While it is crucial to respond with humanitarian support in the short term, a medium- and longer-term plan must centre on human rights, High Commissioner for Human Rights Louise Arbour told a special session on the food crisis at the Human Rights Council.
“Such focus helps to analyze and confront the differing impact of the crisis on people,” she noted. “It contributes to clarify the imbalances in a society that trigger or exacerbate the food crisis.”
Mr. Arbour added that a rights-based approach will also take into account the voices of marginalized groups, along with human rights institutions, civil society organizations and others.
Such a solution could also help to defuse tensions and prevent civil unrest, as well as avert violations of civil and political rights in response to protests.
The current food emergency, she observed, was triggered by the confluence of several factors, including imbalances in supply and demand, unfair trade practices and distorted incentives and subsidies.
“Yet at its core and in its punitive effects, this crisis boils down to a lack of access to adequate food,” the High Commissioner told the Council at the start of the day-long event, adding that this access is a right protected by international law.
Not only must the impact of the crisis on marginalized people must be studied, but the root causes of such discrimination – such as exclusion from access to land, productive resources and decent work – must be eliminated, she said.
If such comprehensive action is not taken, a “domino effect” which affects other rights, including the right to health or to education, could result, Ms. Arbour cautioned.
She emphasized the key role of States, which by human rights law must resolve such situations. “States’ obligations regarding the right to food and freedom from hunger also entail the adoption of national strategies to ensure food and nutrition security for all.”
The current crisis “transcends national boundaries,” the High Commissioner said, calling for cooperation among States in addressing the problem.
In his address to the Council, Olivier De Schutter, the Special Rapporteur on the right to food, underscored how the crisis should not be viewed as one that is solely humanitarian or macro-economic in nature, but as one that is focused on the right to food.
“What distinguishes a natural disaster from a violation from human rights is that, in the latter situation, we are capable of moving along the chain of causation, from the situation of the malnourished of the hungry to specific acts or abstentions by duty-holders,” he said.
It is up to individual countries to outline their plans regarding the right to food, the independent expert said. “At the same time, the international community must ensure that an enabling environment is created, allowing such national strategies to flourish, and providing financial and technical assistance where needed.”
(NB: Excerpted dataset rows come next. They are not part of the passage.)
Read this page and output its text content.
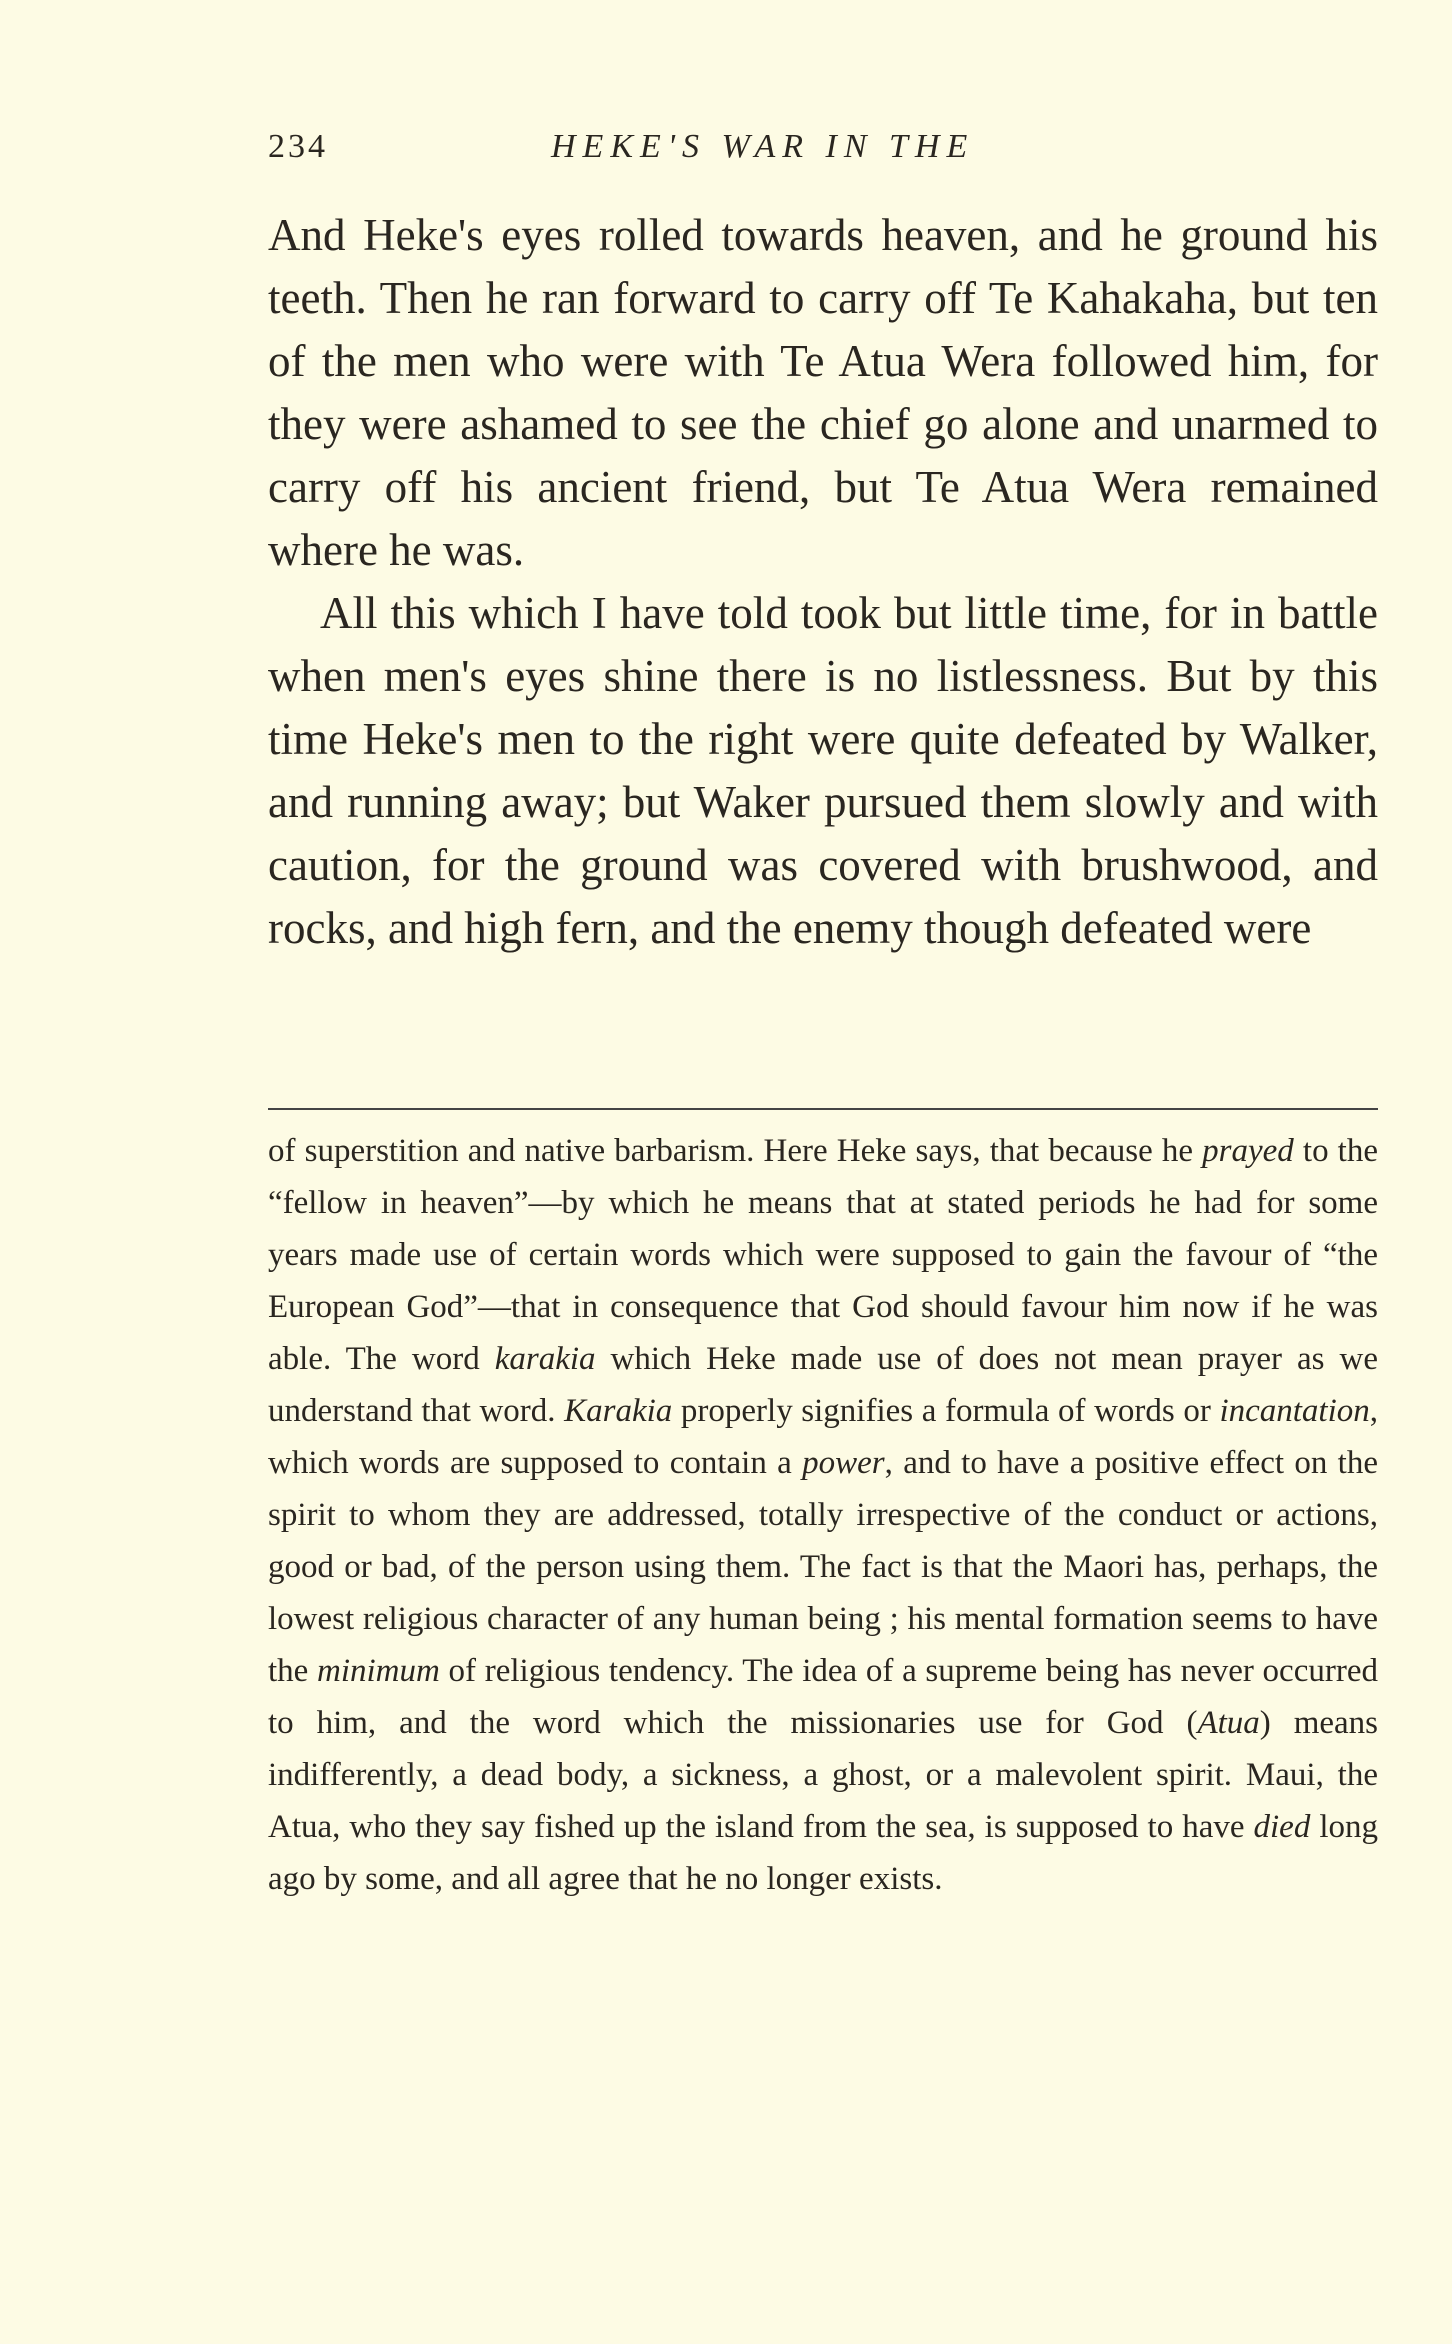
234	HEKE'S WAR IN THE

And Heke's eyes rolled towards heaven, and he ground his teeth. Then he ran forward to carry off Te Kahakaha, but ten of the men who were with Te Atua Wera followed him, for they were ashamed to see the chief go alone and unarmed to carry off his ancient friend, but Te Atua Wera remained where he was.

All this which I have told took but little time, for in battle when men's eyes shine there is no listlessness. But by this time Heke's men to the right were quite defeated by Walker, and running away; but Waker pursued them slowly and with caution, for the ground was covered with brushwood, and rocks, and high fern, and the enemy though defeated were

of superstition and native barbarism. Here Heke says, that because he prayed to the “fellow in heaven”—by which he means that at stated periods he had for some years made use of certain words which were supposed to gain the favour of “the European God”—that in consequence that God should favour him now if he was able. The word karakia which Heke made use of does not mean prayer as we understand that word. Karakia properly signifies a formula of words or incantation, which words are supposed to contain a power, and to have a positive effect on the spirit to whom they are addressed, totally irrespective of the conduct or actions, good or bad, of the person using them. The fact is that the Maori has, perhaps, the lowest religious character of any human being ; his mental formation seems to have the minimum of religious tendency. The idea of a supreme being has never occurred to him, and the word which the missionaries use for God (Atua) means indifferently, a dead body, a sickness, a ghost, or a malevolent spirit. Maui, the Atua, who they say fished up the island from the sea, is supposed to have died long ago by some, and all agree that he no longer exists.
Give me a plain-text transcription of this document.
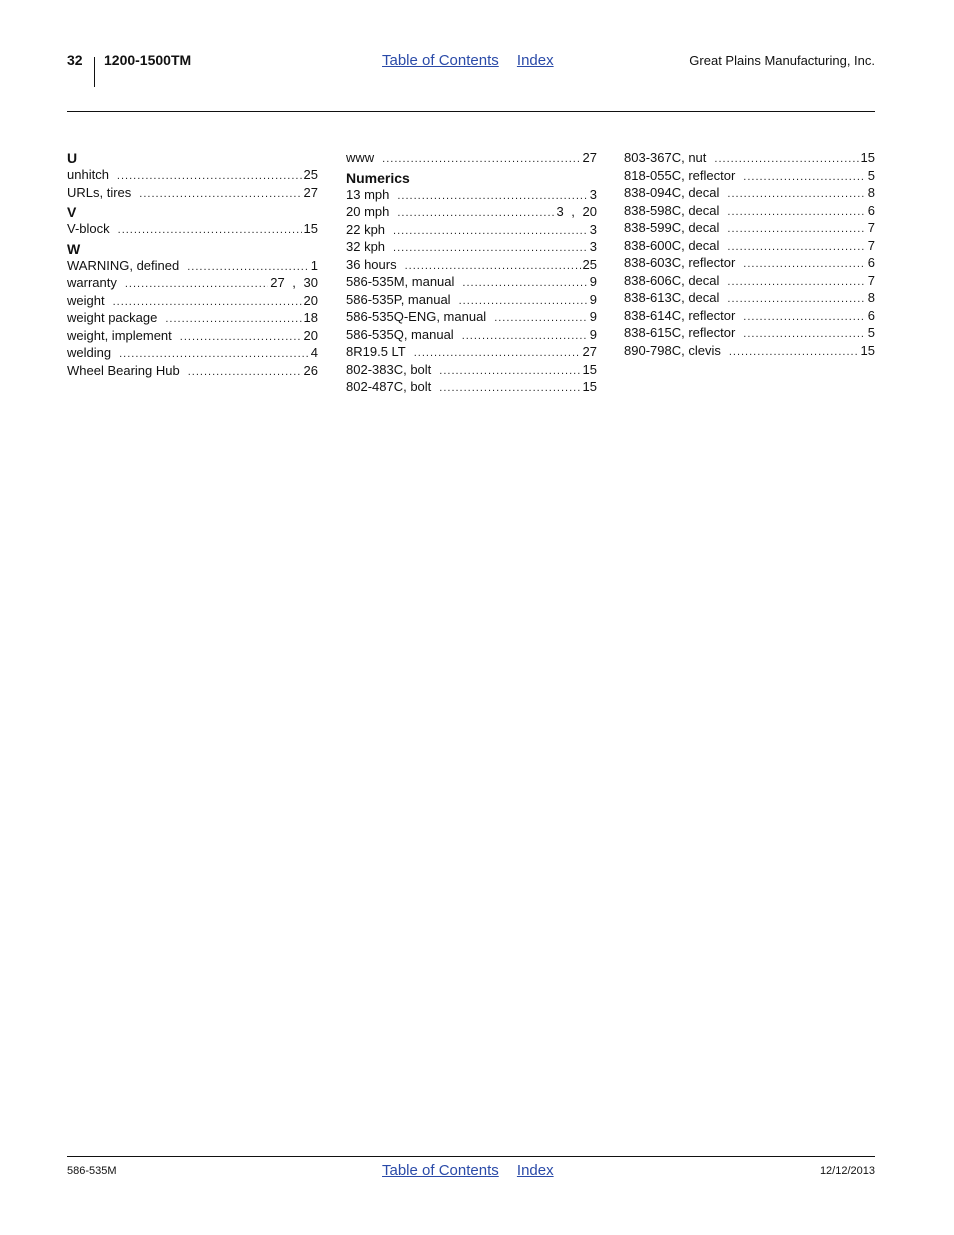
32 1200-1500TM	Table of Contents Index	Great Plains Manufacturing, Inc.
U
unhitch .....	25
URLs, tires .....	27
V
V-block .....	15
W
WARNING, defined .....	1
warranty .....	27 , 30
weight .....	20
weight package .....	18
weight, implement .....	20
welding .....	4
Wheel Bearing Hub .....	26
www .....	27
Numerics
13 mph .....	3
20 mph .....	3 , 20
22 kph .....	3
32 kph .....	3
36 hours .....	25
586-535M, manual .....	9
586-535P, manual .....	9
586-535Q-ENG, manual .....	9
586-535Q, manual .....	9
8R19.5 LT .....	27
802-383C, bolt .....	15
802-487C, bolt .....	15
803-367C, nut .....	15
818-055C, reflector .....	5
838-094C, decal .....	8
838-598C, decal .....	6
838-599C, decal .....	7
838-600C, decal .....	7
838-603C, reflector .....	6
838-606C, decal .....	7
838-613C, decal .....	8
838-614C, reflector .....	6
838-615C, reflector .....	5
890-798C, clevis .....	15
586-535M	Table of Contents Index	12/12/2013
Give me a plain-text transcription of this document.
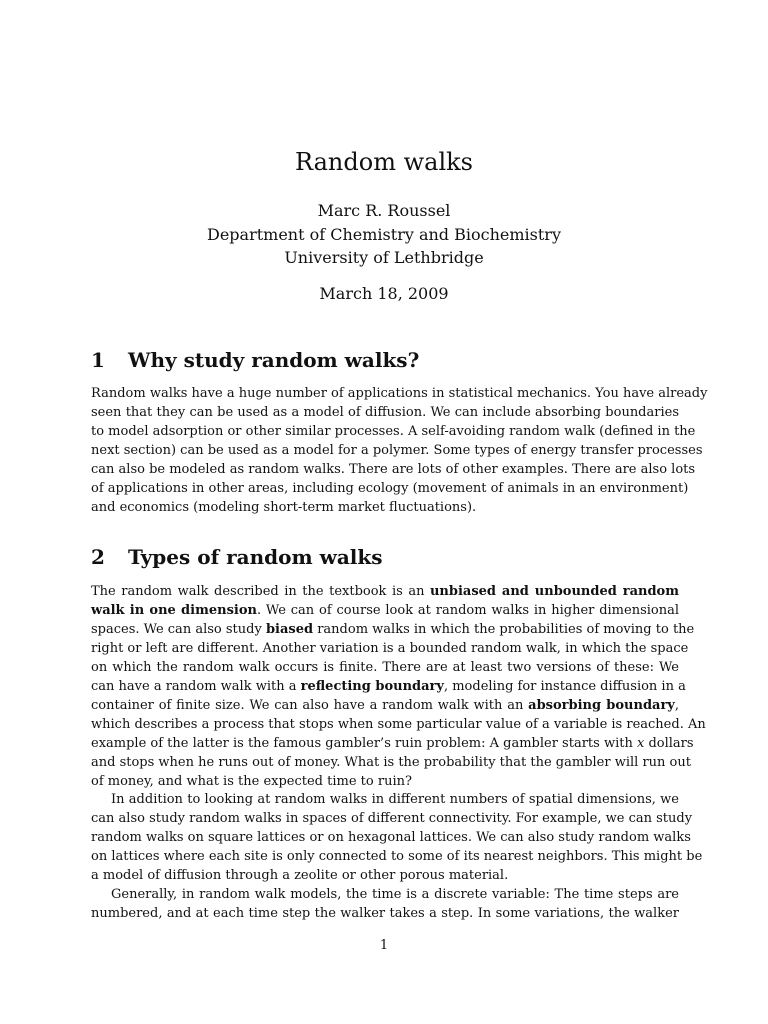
Random walks
Marc R. Roussel
Department of Chemistry and Biochemistry
University of Lethbridge
March 18, 2009
1 Why study random walks?
Random walks have a huge number of applications in statistical mechanics. You have already
seen that they can be used as a model of diffusion. We can include absorbing boundaries
to model adsorption or other similar processes. A self-avoiding random walk (defined in the
next section) can be used as a model for a polymer. Some types of energy transfer processes
can also be modeled as random walks. There are lots of other examples. There are also lots
of applications in other areas, including ecology (movement of animals in an environment)
and economics (modeling short-term market fluctuations).
2 Types of random walks
The random walk described in the textbook is an unbiased and unbounded random
walk in one dimension. We can of course look at random walks in higher dimensional
spaces. We can also study biased random walks in which the probabilities of moving to the
right or left are different. Another variation is a bounded random walk, in which the space
on which the random walk occurs is finite. There are at least two versions of these: We
can have a random walk with a reflecting boundary, modeling for instance diffusion in a
container of finite size. We can also have a random walk with an absorbing boundary,
which describes a process that stops when some particular value of a variable is reached. An
example of the latter is the famous gambler’s ruin problem: A gambler starts with x dollars
and stops when he runs out of money. What is the probability that the gambler will run out
of money, and what is the expected time to ruin?
In addition to looking at random walks in different numbers of spatial dimensions, we
can also study random walks in spaces of different connectivity. For example, we can study
random walks on square lattices or on hexagonal lattices. We can also study random walks
on lattices where each site is only connected to some of its nearest neighbors. This might be
a model of diffusion through a zeolite or other porous material.
Generally, in random walk models, the time is a discrete variable: The time steps are
numbered, and at each time step the walker takes a step. In some variations, the walker
1
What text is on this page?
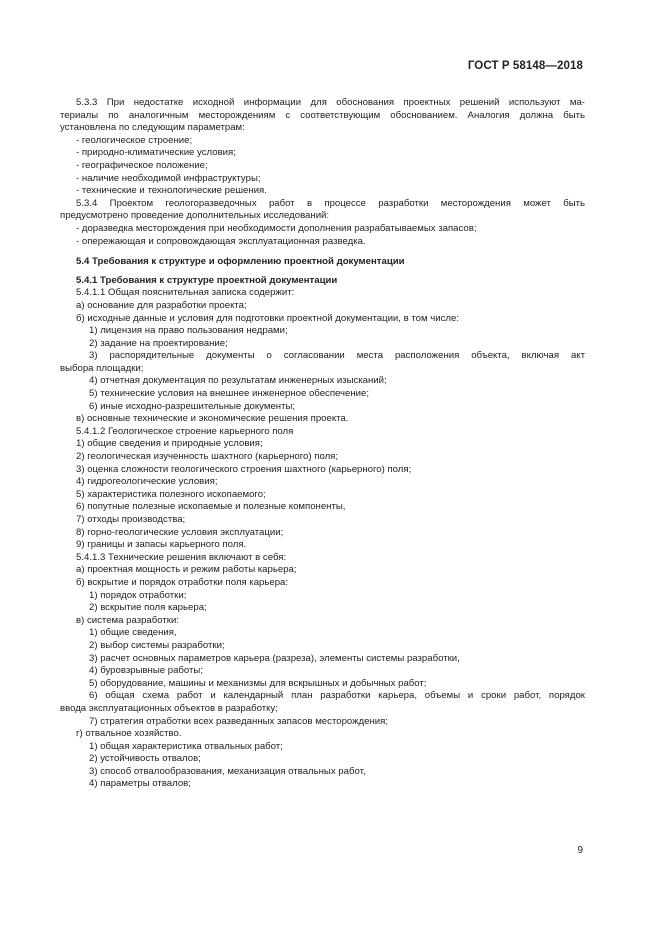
ГОСТ Р 58148—2018
5.3.3 При недостатке исходной информации для обоснования проектных решений используют ма-
териалы по аналогичным месторождениям с соответствующим обоснованием. Аналогия должна быть
установлена по следующим параметрам:
- геологическое строение;
- природно-климатические условия;
- географическое положение;
- наличие необходимой инфраструктуры;
- технические и технологические решения.
5.3.4 Проектом геологоразведочных работ в процессе разработки месторождения может быть
предусмотрено проведение дополнительных исследований:
- доразведка месторождения при необходимости дополнения разрабатываемых запасов;
- опережающая и сопровождающая эксплуатационная разведка.
5.4 Требования к структуре и оформлению проектной документации
5.4.1 Требования к структуре проектной документации
5.4.1.1 Общая пояснительная записка содержит:
а) основание для разработки проекта;
б) исходные данные и условия для подготовки проектной документации, в том числе:
1) лицензия на право пользования недрами;
2) задание на проектирование;
3) распорядительные документы о согласовании места расположения объекта, включая акт
выбора площадки;
4) отчетная документация по результатам инженерных изысканий;
5) технические условия на внешнее инженерное обеспечение;
6) иные исходно-разрешительные документы;
в) основные технические и экономические решения проекта.
5.4.1.2 Геологическое строение карьерного поля
1) общие сведения и природные условия;
2) геологическая изученность шахтного (карьерного) поля;
3) оценка сложности геологического строения шахтного (карьерного) поля;
4) гидрогеологические условия;
5) характеристика полезного ископаемого;
6) попутные полезные ископаемые и полезные компоненты,
7) отходы производства;
8) горно-геологические условия эксплуатации;
9) границы и запасы карьерного поля.
5.4.1.3 Технические решения включают в себя:
а) проектная мощность и режим работы карьера;
б) вскрытие и порядок отработки поля карьера:
1) порядок отработки;
2) вскрытие поля карьера;
в) система разработки:
1) общие сведения,
2) выбор системы разработки;
3) расчет основных параметров карьера (разреза), элементы системы разработки,
4) буровзрывные работы;
5) оборудование, машины и механизмы для вскрышных и добычных работ;
6) общая схема работ и календарный план разработки карьера, объемы и сроки работ, порядок
ввода эксплуатационных объектов в разработку;
7) стратегия отработки всех разведанных запасов месторождения;
г) отвальное хозяйство.
1) общая характеристика отвальных работ;
2) устойчивость отвалов;
3) способ отвалообразования, механизация отвальных работ,
4) параметры отвалов;
9
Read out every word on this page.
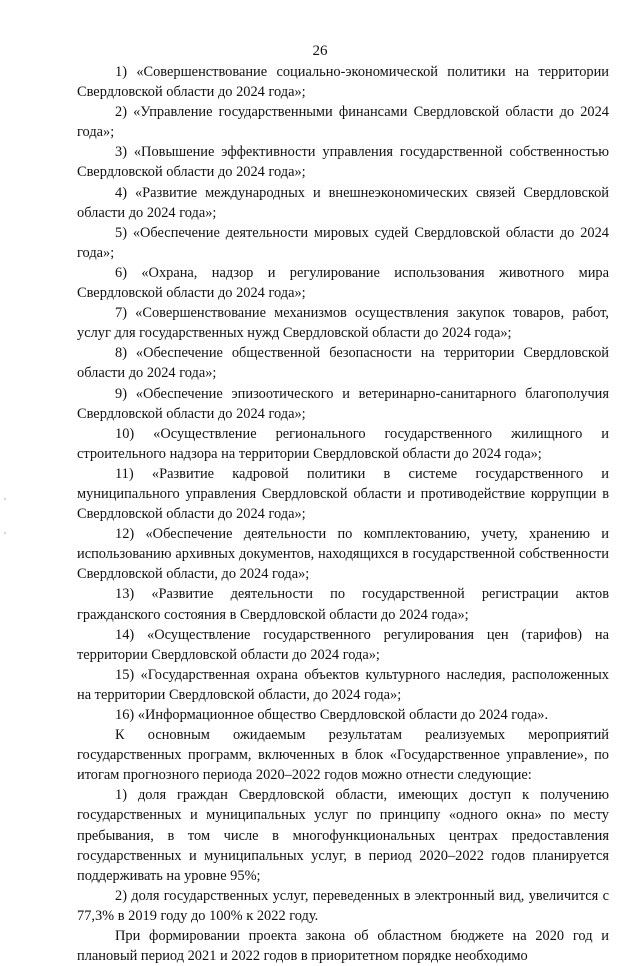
26

1) «Совершенствование социально-экономической политики на территории Свердловской области до 2024 года»;

2) «Управление государственными финансами Свердловской области до 2024 года»;

3) «Повышение эффективности управления государственной собственностью Свердловской области до 2024 года»;

4) «Развитие международных и внешнеэкономических связей Свердловской области до 2024 года»;

5) «Обеспечение деятельности мировых судей Свердловской области до 2024 года»;

6) «Охрана, надзор и регулирование использования животного мира Свердловской области до 2024 года»;

7) «Совершенствование механизмов осуществления закупок товаров, работ, услуг для государственных нужд Свердловской области до 2024 года»;

8) «Обеспечение общественной безопасности на территории Свердловской области до 2024 года»;

9) «Обеспечение эпизоотического и ветеринарно-санитарного благополучия Свердловской области до 2024 года»;

10) «Осуществление регионального государственного жилищного и строительного надзора на территории Свердловской области до 2024 года»;

11) «Развитие кадровой политики в системе государственного и муниципального управления Свердловской области и противодействие коррупции в Свердловской области до 2024 года»;

12) «Обеспечение деятельности по комплектованию, учету, хранению и использованию архивных документов, находящихся в государственной собственности Свердловской области, до 2024 года»;

13) «Развитие деятельности по государственной регистрации актов гражданского состояния в Свердловской области до 2024 года»;

14) «Осуществление государственного регулирования цен (тарифов) на территории Свердловской области до 2024 года»;

15) «Государственная охрана объектов культурного наследия, расположенных на территории Свердловской области, до 2024 года»;

16) «Информационное общество Свердловской области до 2024 года».

К основным ожидаемым результатам реализуемых мероприятий государственных программ, включенных в блок «Государственное управление», по итогам прогнозного периода 2020–2022 годов можно отнести следующие:

1) доля граждан Свердловской области, имеющих доступ к получению государственных и муниципальных услуг по принципу «одного окна» по месту пребывания, в том числе в многофункциональных центрах предоставления государственных и муниципальных услуг, в период 2020–2022 годов планируется поддерживать на уровне 95%;

2) доля государственных услуг, переведенных в электронный вид, увеличится с 77,3% в 2019 году до 100% к 2022 году.

При формировании проекта закона об областном бюджете на 2020 год и плановый период 2021 и 2022 годов в приоритетном порядке необходимо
The independent expert also called for stepped-up efforts to assist the agriculture sector in developing nations, in the face of soaring input prices.
“We must feed the hungry now, but we must also prevent famines from occurring tomorrow,” he pointed out.
The Council later adopted a resolution by consensus expressing its grave concern at the worsening global crisis.
It called on States – both individually and though cooperation and assistance – and others to make every effort to ensure the realization of the right to food as an essential human rights objective.
In a related development, poor countries relying on food imports are expected to spend 40 per cent more on food this year than they did last year, according to a new report by the UN Food and Agriculture Organization (FAO).
According to the latest Food Outlook, this year’s food import bill for the Low Income Food Deficit Countries (LIFDSs) is forecast to reach $169 billion this year.
FAO characterized this as a “worrying development,” noting that by the end of this year imports could cost four times as much as they did in 2000.
“Food is no longer the cheap commodity that it once was,” said the agency’s Assistant Director-General Hafez Ghanem, stressing that soaring food prices will likely exacerbate the food deprivation suffered by 854 million people. “We are facing the risk that the number of hungry will increase by many more millions of people.”
Although the global production outlook is favourable, this is unlikely to translate into the decline of many agriculture commodities because of the need to replenish stocks and rising utilization.
FAO predicts record cereal production this year, but tight markets will result in continued price volatility.